The district court opinion had found that the claim of  “24 counties in the Rio Grande Valley would be left with no abortion provider because those abortion providers do not have admitting privileges and are unlikely to get them” was invalid:
[The district court’s] opinion invalidated the admitting–privileges provision as it pertains to the entire state of Texas, but its only recitation of evidence concerned “24 counties in the Rio Grande Valley,” which it predicted would be left with no abortion provider. As an initial matter, the statement that both clinics in the Rio Grande Valley will close may be disregarded as clearly erroneous based on the trial court record. Hagstrom–Miller and Ferrigno each testified that there were two clinics in the Rio Grande Valley, yet the district court accepted testimony regarding only one of them. Even if we were to accept that both clinics in the Rio Grande Valley were about to close as a result of the admitting privileges provision, however, this finding does not show an undue burden.
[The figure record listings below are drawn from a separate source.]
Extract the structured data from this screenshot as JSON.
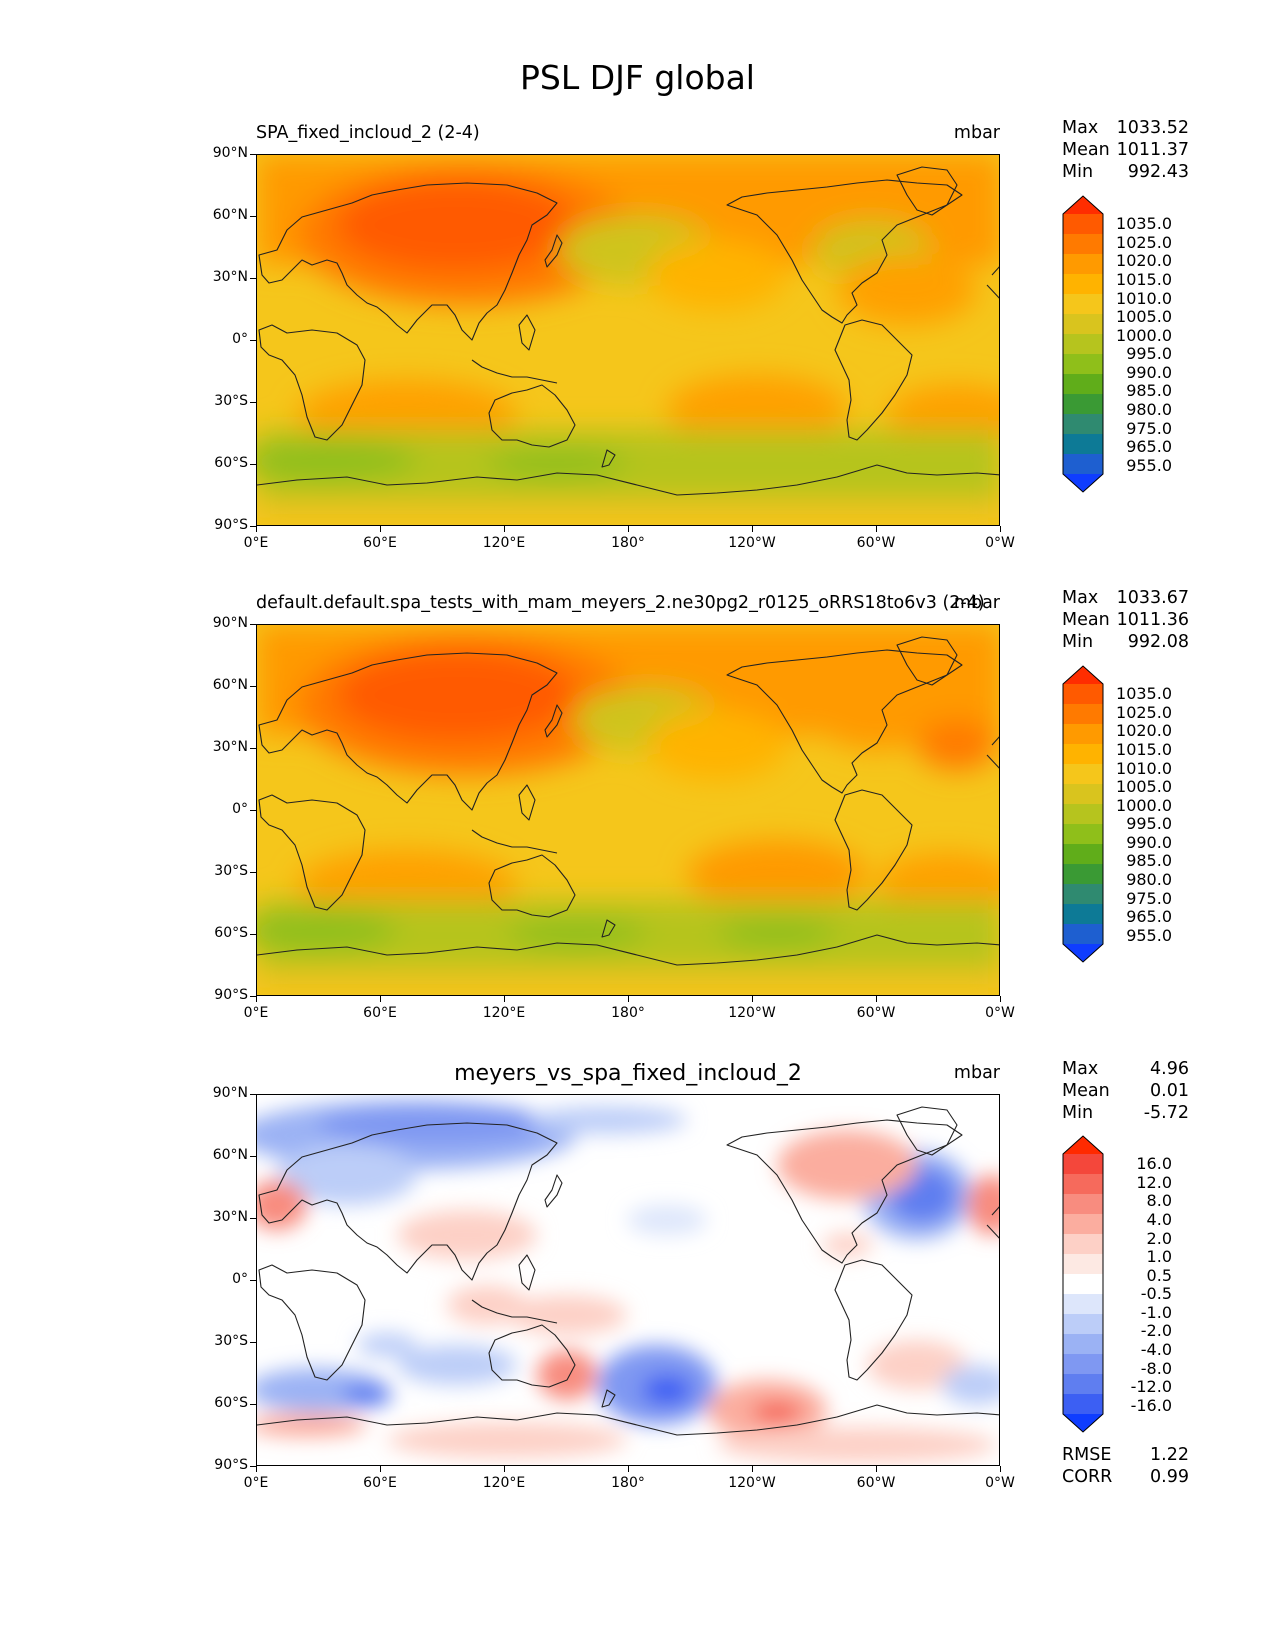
{
  "figure": {
    "suptitle": "PSL DJF global"
  },
  "lat_ticks": [
    "90°N",
    "60°N",
    "30°N",
    "0°",
    "30°S",
    "60°S",
    "90°S"
  ],
  "lon_ticks": [
    "0°E",
    "60°E",
    "120°E",
    "180°",
    "120°W",
    "60°W",
    "0°W"
  ],
  "panels": [
    {
      "title": "SPA_fixed_incloud_2 (2-4)",
      "units": "mbar",
      "stats": {
        "max_label": "Max",
        "max": "1033.52",
        "mean_label": "Mean",
        "mean": "1011.37",
        "min_label": "Min",
        "min": "992.43"
      },
      "colorbar": {
        "levels": [
          "1035.0",
          "1025.0",
          "1020.0",
          "1015.0",
          "1010.0",
          "1005.0",
          "1000.0",
          "995.0",
          "990.0",
          "985.0",
          "980.0",
          "975.0",
          "965.0",
          "955.0"
        ],
        "colors": [
          "#ff2d00",
          "#ff5a00",
          "#ff7a00",
          "#ff9a00",
          "#ffb300",
          "#f5c61b",
          "#d9c41e",
          "#b6c41e",
          "#8fbf1a",
          "#60ad1a",
          "#3a9a34",
          "#2f8a70",
          "#0d7a96",
          "#1e5fd0",
          "#0f3dff"
        ]
      },
      "chart_data": {
        "type": "heatmap",
        "variable": "PSL",
        "season": "DJF",
        "units": "mbar",
        "x_range": [
          0,
          360
        ],
        "y_range": [
          -90,
          90
        ],
        "max": 1033.52,
        "mean": 1011.37,
        "min": 992.43
      }
    },
    {
      "title": "default.default.spa_tests_with_mam_meyers_2.ne30pg2_r0125_oRRS18to6v3 (2-4)",
      "units": "mbar",
      "stats": {
        "max_label": "Max",
        "max": "1033.67",
        "mean_label": "Mean",
        "mean": "1011.36",
        "min_label": "Min",
        "min": "992.08"
      },
      "colorbar": {
        "levels": [
          "1035.0",
          "1025.0",
          "1020.0",
          "1015.0",
          "1010.0",
          "1005.0",
          "1000.0",
          "995.0",
          "990.0",
          "985.0",
          "980.0",
          "975.0",
          "965.0",
          "955.0"
        ],
        "colors": [
          "#ff2d00",
          "#ff5a00",
          "#ff7a00",
          "#ff9a00",
          "#ffb300",
          "#f5c61b",
          "#d9c41e",
          "#b6c41e",
          "#8fbf1a",
          "#60ad1a",
          "#3a9a34",
          "#2f8a70",
          "#0d7a96",
          "#1e5fd0",
          "#0f3dff"
        ]
      },
      "chart_data": {
        "type": "heatmap",
        "variable": "PSL",
        "season": "DJF",
        "units": "mbar",
        "x_range": [
          0,
          360
        ],
        "y_range": [
          -90,
          90
        ],
        "max": 1033.67,
        "mean": 1011.36,
        "min": 992.08
      }
    },
    {
      "title": "meyers_vs_spa_fixed_incloud_2",
      "units": "mbar",
      "stats": {
        "max_label": "Max",
        "max": "4.96",
        "mean_label": "Mean",
        "mean": "0.01",
        "min_label": "Min",
        "min": "-5.72",
        "rmse_label": "RMSE",
        "rmse": "1.22",
        "corr_label": "CORR",
        "corr": "0.99"
      },
      "colorbar": {
        "levels": [
          "16.0",
          "12.0",
          "8.0",
          "4.0",
          "2.0",
          "1.0",
          "0.5",
          "-0.5",
          "-1.0",
          "-2.0",
          "-4.0",
          "-8.0",
          "-12.0",
          "-16.0"
        ],
        "colors": [
          "#ff2a00",
          "#f4473b",
          "#f66a5c",
          "#f88c7f",
          "#fbad9f",
          "#fdd0c6",
          "#fde9e3",
          "#ffffff",
          "#dde6fb",
          "#bccdf8",
          "#9bb2f4",
          "#7f98f2",
          "#5f7ef0",
          "#3c5ff3",
          "#0f3dff"
        ]
      },
      "chart_data": {
        "type": "heatmap",
        "variable": "PSL difference",
        "season": "DJF",
        "units": "mbar",
        "x_range": [
          0,
          360
        ],
        "y_range": [
          -90,
          90
        ],
        "max": 4.96,
        "mean": 0.01,
        "min": -5.72,
        "rmse": 1.22,
        "corr": 0.99
      }
    }
  ]
}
To put this “finding” into perspective, of the 254 counties in Texas only thirteen had abortion facilities before H.B. 2 was to take effect. The Rio Grande Valley, moreover, has four counties, not twenty-four, and travel between those four counties and Corpus Christi, where abortion services are still provided, takes less than three hours on Texas highways (distances up to 150 miles maximum and most far less). In addition, Texas exempts from its 24-hour waiting period after informed consent those women who must travel more than 100 miles to an abortion facility (pp. 20-21).
Yeah, it had been that badly ruled. I don’t know what was going through the district court judge’s mind, but he was clearly going above and beyond the law to try to ensure abortion under any circumstances, regardless of risk to women’s health.
I’m glad the 5th Circuit got this one right. I wish we didn’t have to so often depend on courts to decide these life and death issues. But I’m glad when they use the rule of law.
There’s always more to say against abortion. I came across a piece this week, written I think over a decade ago, from the Ethics and Public Policy Center, detailing some of the negative costs to society of abortion. A lot of data, worth considering: “The Socioeconomic Costs of Roe v. Wade.”